Faust I
Johann Wolfgang von Goethe
In the character of Goethe’s Faust, we encounter the archetype of modern man, striving for knowledge, experience and fulfilment, whom Ulrich Rasche’s new production at the Perner-Insel plans to portray as a manifestation of opposing forces.
Since the 16th century, the story of Doctor Faust – the scholar who sells his soul to the Devil – has stood at the heart of the European literary tradition. In early versions, it served as a warning of human hybris: anyone who believes himself above divine order ends in perdition. At the end of the 18th century, Goethe radically transformed the material, catapulting it into the midst of modernism. Goethe, who – in the words of the Spanish philosopher Ortega y Gasset – spent his life “searching for or avoiding himself”, turns the famous sinner from the folk tale Historia von D. Johann Fausten into a restless, desperate seeker – torn between extreme self-confidence and the loss of self that threatens him.
“Two souls, alas, are housed within my breast” – in that famous sentence, Faust voices his basic conflict: he is inwardly torn between insight and desire, sense and sensuality. What drives him, however, is not a wish for equilibrium, but transgression. Faust takes the propulsion of transgression so far that it turns against himself. What begins as a search for experience ends as alienation from his own life.

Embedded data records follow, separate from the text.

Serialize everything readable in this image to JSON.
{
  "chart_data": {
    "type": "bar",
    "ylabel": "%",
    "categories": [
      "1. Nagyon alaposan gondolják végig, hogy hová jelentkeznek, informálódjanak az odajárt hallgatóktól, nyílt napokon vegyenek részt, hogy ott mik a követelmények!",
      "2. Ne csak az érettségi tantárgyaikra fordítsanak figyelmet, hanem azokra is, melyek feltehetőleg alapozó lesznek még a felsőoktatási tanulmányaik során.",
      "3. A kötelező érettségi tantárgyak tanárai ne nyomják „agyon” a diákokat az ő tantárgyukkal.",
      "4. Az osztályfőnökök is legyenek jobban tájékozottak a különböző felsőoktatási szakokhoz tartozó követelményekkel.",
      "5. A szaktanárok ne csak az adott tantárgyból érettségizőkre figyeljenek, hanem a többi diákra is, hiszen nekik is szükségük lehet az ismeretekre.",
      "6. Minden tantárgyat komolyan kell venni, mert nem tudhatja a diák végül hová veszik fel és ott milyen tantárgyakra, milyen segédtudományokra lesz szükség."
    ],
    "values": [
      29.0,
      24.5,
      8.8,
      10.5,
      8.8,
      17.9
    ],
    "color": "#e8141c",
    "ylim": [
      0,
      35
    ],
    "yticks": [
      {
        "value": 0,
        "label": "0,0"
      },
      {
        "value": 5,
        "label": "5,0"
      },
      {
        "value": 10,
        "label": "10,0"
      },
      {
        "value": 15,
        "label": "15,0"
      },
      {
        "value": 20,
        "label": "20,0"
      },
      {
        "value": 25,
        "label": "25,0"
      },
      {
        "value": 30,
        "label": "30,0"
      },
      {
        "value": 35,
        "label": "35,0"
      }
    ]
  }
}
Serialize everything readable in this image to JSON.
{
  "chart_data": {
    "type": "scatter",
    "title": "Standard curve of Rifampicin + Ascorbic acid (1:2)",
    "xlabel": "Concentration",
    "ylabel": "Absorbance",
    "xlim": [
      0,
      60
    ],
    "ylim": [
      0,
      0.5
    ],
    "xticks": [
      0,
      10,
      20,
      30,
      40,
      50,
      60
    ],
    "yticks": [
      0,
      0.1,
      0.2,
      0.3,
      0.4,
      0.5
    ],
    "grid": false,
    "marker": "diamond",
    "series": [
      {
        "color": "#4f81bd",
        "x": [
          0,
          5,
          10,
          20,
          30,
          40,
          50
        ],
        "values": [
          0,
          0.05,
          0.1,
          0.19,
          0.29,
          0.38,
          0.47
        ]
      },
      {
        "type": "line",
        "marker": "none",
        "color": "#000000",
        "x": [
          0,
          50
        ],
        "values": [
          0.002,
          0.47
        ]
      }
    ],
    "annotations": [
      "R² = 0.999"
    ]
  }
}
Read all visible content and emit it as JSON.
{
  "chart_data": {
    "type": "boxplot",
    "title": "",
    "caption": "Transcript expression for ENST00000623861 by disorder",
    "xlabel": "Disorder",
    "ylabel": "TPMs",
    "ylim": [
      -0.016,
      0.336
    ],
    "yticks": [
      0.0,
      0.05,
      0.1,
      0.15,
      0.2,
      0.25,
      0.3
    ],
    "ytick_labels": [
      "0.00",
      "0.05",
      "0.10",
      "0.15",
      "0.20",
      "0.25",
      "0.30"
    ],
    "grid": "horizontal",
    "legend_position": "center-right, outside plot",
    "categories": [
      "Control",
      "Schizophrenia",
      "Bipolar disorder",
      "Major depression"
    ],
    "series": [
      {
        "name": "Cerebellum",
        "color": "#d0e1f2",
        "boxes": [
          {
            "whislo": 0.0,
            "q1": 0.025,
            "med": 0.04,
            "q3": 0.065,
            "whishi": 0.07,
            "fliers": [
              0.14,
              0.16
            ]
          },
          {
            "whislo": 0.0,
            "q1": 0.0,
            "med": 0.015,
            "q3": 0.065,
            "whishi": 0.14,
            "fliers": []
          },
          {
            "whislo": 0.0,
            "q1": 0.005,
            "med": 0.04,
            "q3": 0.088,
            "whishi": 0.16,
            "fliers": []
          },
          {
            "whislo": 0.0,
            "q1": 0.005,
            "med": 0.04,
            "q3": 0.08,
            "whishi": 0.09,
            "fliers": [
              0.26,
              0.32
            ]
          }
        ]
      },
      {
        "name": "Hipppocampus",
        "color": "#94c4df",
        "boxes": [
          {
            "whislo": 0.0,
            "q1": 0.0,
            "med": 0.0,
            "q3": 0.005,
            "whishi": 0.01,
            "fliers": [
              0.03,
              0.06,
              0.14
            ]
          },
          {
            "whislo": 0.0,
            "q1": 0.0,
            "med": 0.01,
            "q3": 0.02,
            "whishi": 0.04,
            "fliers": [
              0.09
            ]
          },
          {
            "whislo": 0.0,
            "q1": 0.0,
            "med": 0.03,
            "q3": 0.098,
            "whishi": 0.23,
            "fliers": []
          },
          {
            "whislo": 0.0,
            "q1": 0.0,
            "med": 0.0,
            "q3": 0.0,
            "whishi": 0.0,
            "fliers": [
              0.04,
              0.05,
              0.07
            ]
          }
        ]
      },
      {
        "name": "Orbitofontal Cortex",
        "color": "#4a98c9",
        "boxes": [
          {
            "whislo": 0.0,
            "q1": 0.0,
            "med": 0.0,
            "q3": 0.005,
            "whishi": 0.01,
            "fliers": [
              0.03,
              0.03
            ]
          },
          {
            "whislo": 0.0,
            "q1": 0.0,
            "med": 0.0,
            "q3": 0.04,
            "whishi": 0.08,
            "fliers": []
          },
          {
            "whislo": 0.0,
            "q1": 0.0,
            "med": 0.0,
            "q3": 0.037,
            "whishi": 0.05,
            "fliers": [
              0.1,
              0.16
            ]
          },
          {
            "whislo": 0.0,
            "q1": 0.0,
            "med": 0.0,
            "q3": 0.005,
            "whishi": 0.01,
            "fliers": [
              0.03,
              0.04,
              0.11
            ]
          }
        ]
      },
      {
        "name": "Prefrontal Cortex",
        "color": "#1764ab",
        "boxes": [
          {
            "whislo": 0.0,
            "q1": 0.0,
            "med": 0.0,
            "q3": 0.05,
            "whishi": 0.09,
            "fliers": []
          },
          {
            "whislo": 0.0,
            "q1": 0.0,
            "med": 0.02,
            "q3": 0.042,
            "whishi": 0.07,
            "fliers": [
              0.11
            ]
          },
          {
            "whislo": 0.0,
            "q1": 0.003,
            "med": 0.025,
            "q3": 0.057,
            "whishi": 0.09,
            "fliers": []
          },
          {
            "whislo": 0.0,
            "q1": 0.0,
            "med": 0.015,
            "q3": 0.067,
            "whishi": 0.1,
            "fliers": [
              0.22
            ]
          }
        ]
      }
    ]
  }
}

Ulrich Rasche boils the action down to a contemporary chamber play. The world retreats to an inner space in which the figures appear as manifestations of opposing forces. Mephisto (Valery Tscheplanowa) appears less as an outside force than as the shadow of Faust (Steven Scharf and Johannes Nussbaum) himself – an expression of his own destructive energy. “Mephisto is the opposite, the shadow side of Faust, the side that always pursues him, is always present,” Ulrich Rasche explains. “It is seduction, the structure of his desires, excess, experience of the world, embrace – in contrast to what Faust has been doing so far, namely the search for insight, the withdrawal into science, into his study.”
Herein, Faust acts like a character of our present time: successful, confident, capable. He has achieved everything, he functions perfectly, but nothing is ever enough for him. His crises remain invisible. Knowledge, power, love – everything becomes an attempt to overcome the distance separating him from life, by seeking out ever more intense experiences: excess as one last effort to reconquer the lost feeling of presence, by violent means.
In contrast, Margarete (Anna Drexler), the famous “Gretchen”, appears not only as a tender lover and tragic victim, but an emancipated counterpart for Faust, an opposing principle which Faust can never possess. She embodies a totally different way of being in the world, evading his destructive dynamic and finally setting a clear boundary: “Heinrich! I shudder to think of thee.”
From Gretchen’s story, the narration follows its trajectory, opening the horizon to a possible future, pointing beyond destruction. – “She is saved!” is the last sentence in Faust I.